States are simply facilitating accumulation by dispossession in a variety of ways. Sociologist William I. Robinson argues in a recent article that In this era of global capitalism, the system produces a historically unprecedented multiplication of surplus humanity.people Too numerous to be useful to capital as a reserve army, incapable of consuming, restless and constantly on the move (https://goo.su/9IzjUX). To contain them, because those at the top no longer aspire to integrate them, they turn to the Global police state whose contingent ultimate goal is extermination.

We are, then, faced with states for extermination, whose greatest example is Gaza, which for Robinson appears as a form of primitive accumulation through genocideIt is the mirror in which the rest of humanity should look at ourselves.
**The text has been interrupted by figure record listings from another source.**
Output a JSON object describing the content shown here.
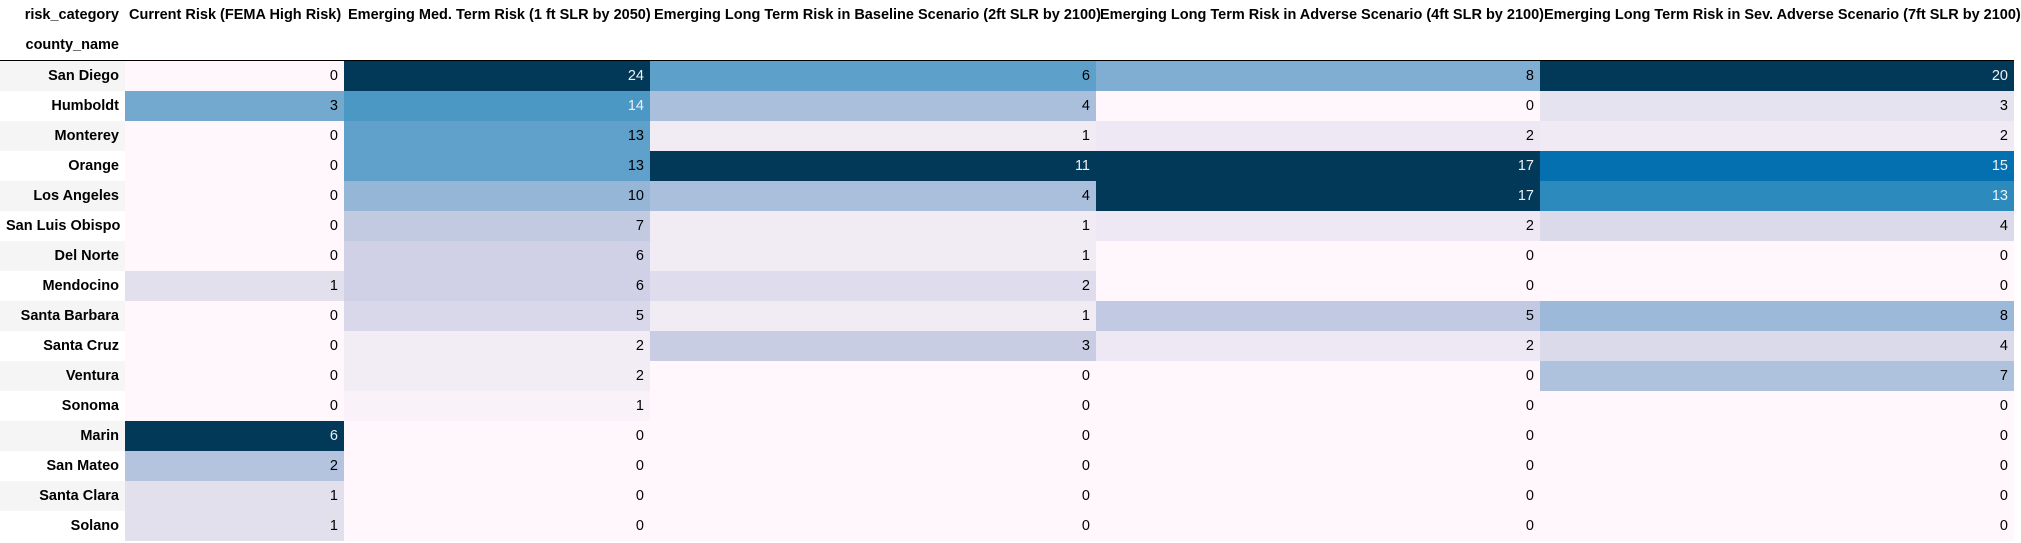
{
  "chart_data": {
    "type": "heatmap",
    "columns_name": "risk_category",
    "index_name": "county_name",
    "columns": [
      "Current Risk (FEMA High Risk)",
      "Emerging Med. Term Risk (1 ft SLR by 2050)",
      "Emerging Long Term Risk in Baseline Scenario (2ft SLR by 2100)",
      "Emerging Long Term Risk in Adverse Scenario (4ft SLR by 2100)",
      "Emerging Long Term Risk in Sev. Adverse Scenario (7ft SLR by 2100)"
    ],
    "rows": [
      {
        "label": "San Diego",
        "values": [
          0,
          24,
          6,
          8,
          20
        ]
      },
      {
        "label": "Humboldt",
        "values": [
          3,
          14,
          4,
          0,
          3
        ]
      },
      {
        "label": "Monterey",
        "values": [
          0,
          13,
          1,
          2,
          2
        ]
      },
      {
        "label": "Orange",
        "values": [
          0,
          13,
          11,
          17,
          15
        ]
      },
      {
        "label": "Los Angeles",
        "values": [
          0,
          10,
          4,
          17,
          13
        ]
      },
      {
        "label": "San Luis Obispo",
        "values": [
          0,
          7,
          1,
          2,
          4
        ]
      },
      {
        "label": "Del Norte",
        "values": [
          0,
          6,
          1,
          0,
          0
        ]
      },
      {
        "label": "Mendocino",
        "values": [
          1,
          6,
          2,
          0,
          0
        ]
      },
      {
        "label": "Santa Barbara",
        "values": [
          0,
          5,
          1,
          5,
          8
        ]
      },
      {
        "label": "Santa Cruz",
        "values": [
          0,
          2,
          3,
          2,
          4
        ]
      },
      {
        "label": "Ventura",
        "values": [
          0,
          2,
          0,
          0,
          7
        ]
      },
      {
        "label": "Sonoma",
        "values": [
          0,
          1,
          0,
          0,
          0
        ]
      },
      {
        "label": "Marin",
        "values": [
          6,
          0,
          0,
          0,
          0
        ]
      },
      {
        "label": "San Mateo",
        "values": [
          2,
          0,
          0,
          0,
          0
        ]
      },
      {
        "label": "Santa Clara",
        "values": [
          1,
          0,
          0,
          0,
          0
        ]
      },
      {
        "label": "Solano",
        "values": [
          1,
          0,
          0,
          0,
          0
        ]
      }
    ],
    "colormap": "PuBu",
    "color_scale": "per-column",
    "colormap_stops": [
      "#fff7fb",
      "#ece7f2",
      "#d0d1e6",
      "#a6bddb",
      "#74a9cf",
      "#3690c0",
      "#0570b0",
      "#045a8d",
      "#023858"
    ]
  }
}
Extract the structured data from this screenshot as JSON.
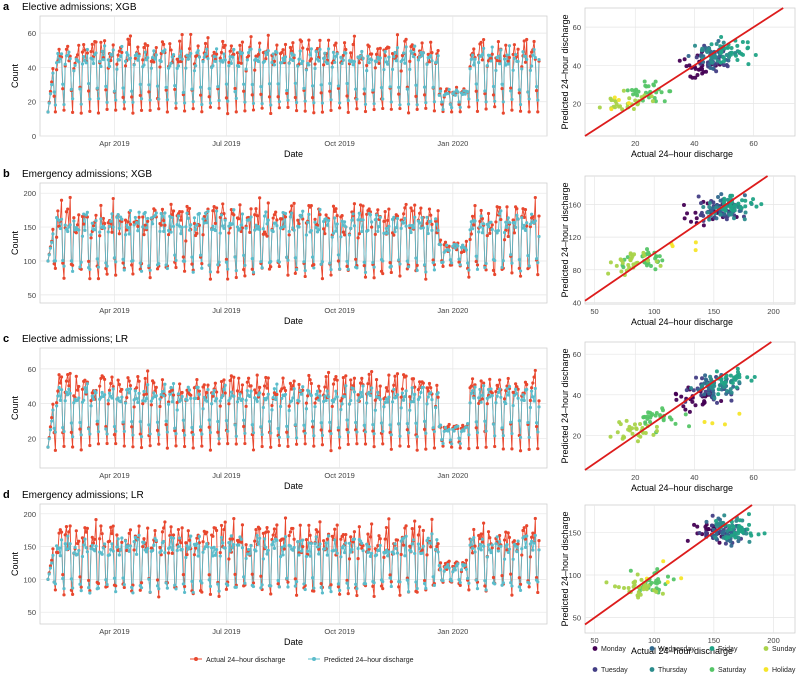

The important thing is to understand that we are facing a structural reality, which no longer depends on who governs, that is, who administers the State, that is what the art of governing is about. Although they sell us changesboth the right and the left, when they are in power, limit themselves to managing what exists. And what exists is plunder, wars for plunder.

This does not mean that there are no alternatives, but that we cannot continue to rely on the states to provide the services that are their responsibility. While in Mexico City several neighborhoods remain without water because high-income areas and industries are given priority, in La Polvorilla (Acapatzingo Housing Community) the organized community has achieved its water autonomy through the construction of three different sources. They do not depend on the irregular state service.

The big problem we face is that the vast majority of the population, at least on our continent, continues to trust states and governments to resolve their most urgent problems. When they do not do so and take control of the water supply, as Pueblos Unidos did in the volcano region of Puebla, the response of the State is repression so that the multinational Bonafont can take back the sources.

Even in the big cities, the most difficult scenario for the popular sectors, it is possible to advance in autonomy of all kinds if we are able to organize ourselves and look far ahead, avoiding immediacy and avoiding the statist traps of the system. It is possible, but to do so it is necessary to swim against the current, to challenge the routine and the capitalist disorder, in particular the one that we replicate daily with total indifference.